Foster a culture of learning
According to McKinsey, up to 375 million workers will need to change occupations by 2030. McKinsey also predicts that in about 60% of occupations, at least one-third of the constituent activities could be automated, implying substantial workplace transformations and changes for all workers.
In uncertain times, it’s important to surround yourself with a skilled workforce that can adapt to change. Fostering a culture of learning will help you prepare for unforeseen challenges.
‘It’s important to recognise the importance of the workforce generational shift,’ says Edmund Dueck, VP of Sales EMEA at Liferay. ‘Engaging millennials, reskilling the workforce, and investing in corporate learning are all new and significant considerations that will continue to be relevant.
‘Upskilling and reskilling are vital for a highly competitive and evolving business environment, making them both critical elements of a powerful business strategy that is future-proof,’ he adds.
The whole is the sum of the parts
A successful business is the culmination of a balanced focus on both the big-picture goal for the organisation and a commitment to ensuring that the day-to-day activities of the business run smoothly, efficiently, profitably and ultimately, serve the larger objectives.

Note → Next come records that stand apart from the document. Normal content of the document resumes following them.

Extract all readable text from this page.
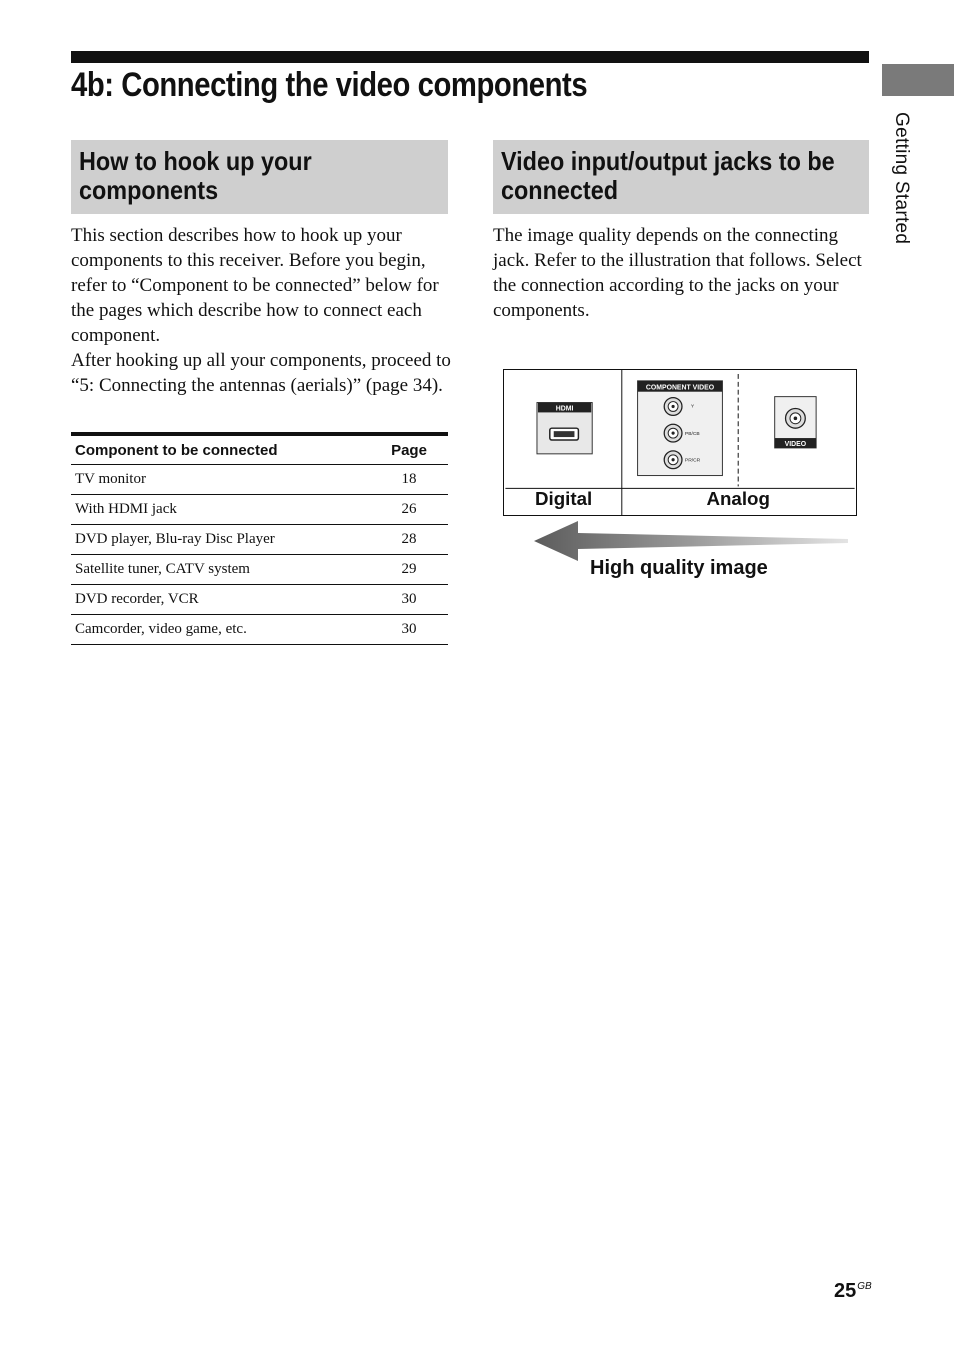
4b: Connecting the video components
Getting Started
How to hook up your components

This section describes how to hook up your components to this receiver. Before you begin, refer to “Component to be connected” below for the pages which describe how to connect each component.

After hooking up all your components, proceed to “5: Connecting the antennas (aerials)” (page 34).

Component to be connected	Page
TV monitor	18
With HDMI jack	26
DVD player, Blu-ray Disc Player	28
Satellite tuner, CATV system	29
DVD recorder, VCR	30
Camcorder, video game, etc.	30
Video input/output jacks to be connected

The image quality depends on the connecting jack. Refer to the illustration that follows. Select the connection according to the jacks on your components.

HDMI
COMPONENT VIDEO
Y
PB/CB
PR/CR
VIDEO
Digital	Analog
High quality image
$25^{GB}$
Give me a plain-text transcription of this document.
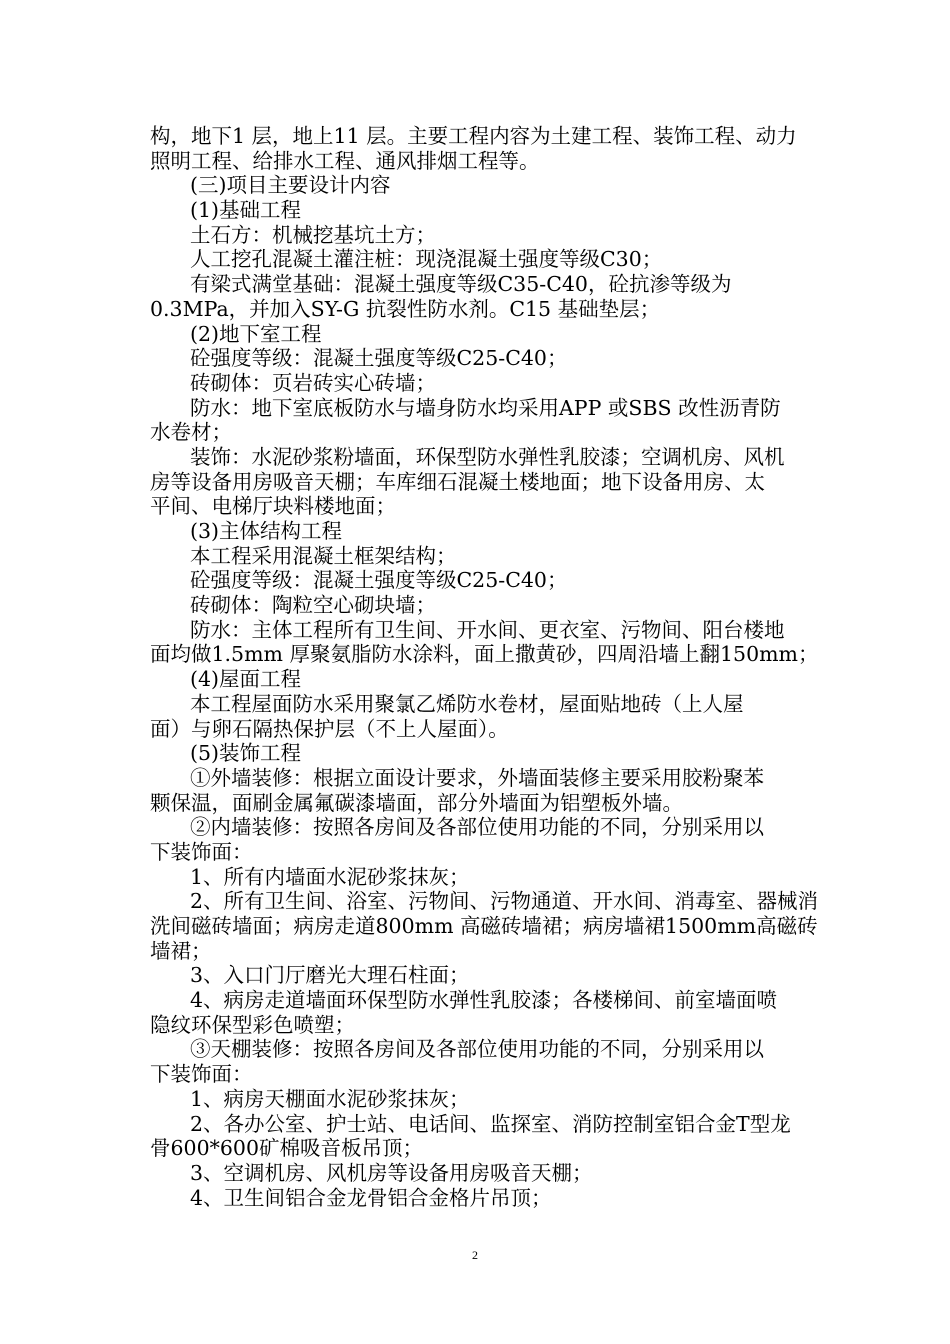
构，地下1 层，地上11 层。主要工程内容为土建工程、装饰工程、动力
照明工程、给排水工程、通风排烟工程等。
(三)项目主要设计内容
(1)基础工程
土石方：机械挖基坑土方；
人工挖孔混凝土灌注桩：现浇混凝土强度等级C30；
有梁式满堂基础：混凝土强度等级C35-C40，砼抗渗等级为
0.3MPa，并加入SY-G 抗裂性防水剂。C15 基础垫层；
(2)地下室工程
砼强度等级：混凝土强度等级C25-C40；
砖砌体：页岩砖实心砖墙；
防水：地下室底板防水与墙身防水均采用APP 或SBS 改性沥青防
水卷材；
装饰：水泥砂浆粉墙面，环保型防水弹性乳胶漆；空调机房、风机
房等设备用房吸音天棚；车库细石混凝土楼地面；地下设备用房、太
平间、电梯厅块料楼地面；
(3)主体结构工程
本工程采用混凝土框架结构；
砼强度等级：混凝土强度等级C25-C40；
砖砌体：陶粒空心砌块墙；
防水：主体工程所有卫生间、开水间、更衣室、污物间、阳台楼地
面均做1.5mm 厚聚氨脂防水涂料，面上撒黄砂，四周沿墙上翻150mm；
(4)屋面工程
本工程屋面防水采用聚氯乙烯防水卷材，屋面贴地砖（上人屋
面）与卵石隔热保护层（不上人屋面）。
(5)装饰工程
①外墙装修：根据立面设计要求，外墙面装修主要采用胶粉聚苯
颗保温，面刷金属氟碳漆墙面，部分外墙面为铝塑板外墙。
②内墙装修：按照各房间及各部位使用功能的不同，分别采用以
下装饰面：
1、所有内墙面水泥砂浆抹灰；
2、所有卫生间、浴室、污物间、污物通道、开水间、消毒室、器械消
洗间磁砖墙面；病房走道800mm 高磁砖墙裙；病房墙裙1500mm高磁砖
墙裙；
3、入口门厅磨光大理石柱面；
4、病房走道墙面环保型防水弹性乳胶漆；各楼梯间、前室墙面喷
隐纹环保型彩色喷塑；
③天棚装修：按照各房间及各部位使用功能的不同，分别采用以
下装饰面：
1、病房天棚面水泥砂浆抹灰；
2、各办公室、护士站、电话间、监探室、消防控制室铝合金T型龙
骨600*600矿棉吸音板吊顶；
3、空调机房、风机房等设备用房吸音天棚；
4、卫生间铝合金龙骨铝合金格片吊顶；
2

‘It’s easy to become consumed by the minutiae of running a business, where the focus is simply getting the most pressing work done,’ says Hayley van der Woude, Managing Director at public relations and integrated marketing agency Irvine Partners. ‘Striking the right balance between sweating the day-to-day details, while keeping an eye on the long-term vision is key. It helps when strategic big-picture thinking is an active part of the KPIs of certain team members. In addition, balance and workflow are important so team members are empowered to step back from their daily grind and think critically and creatively,’ she says.
Considering that only some 33% of new businesses make it past the ten-year mark it is crucial to engage the question of longevity, relevance and resilience, particularly at a time when it has been proved that the only constant is change.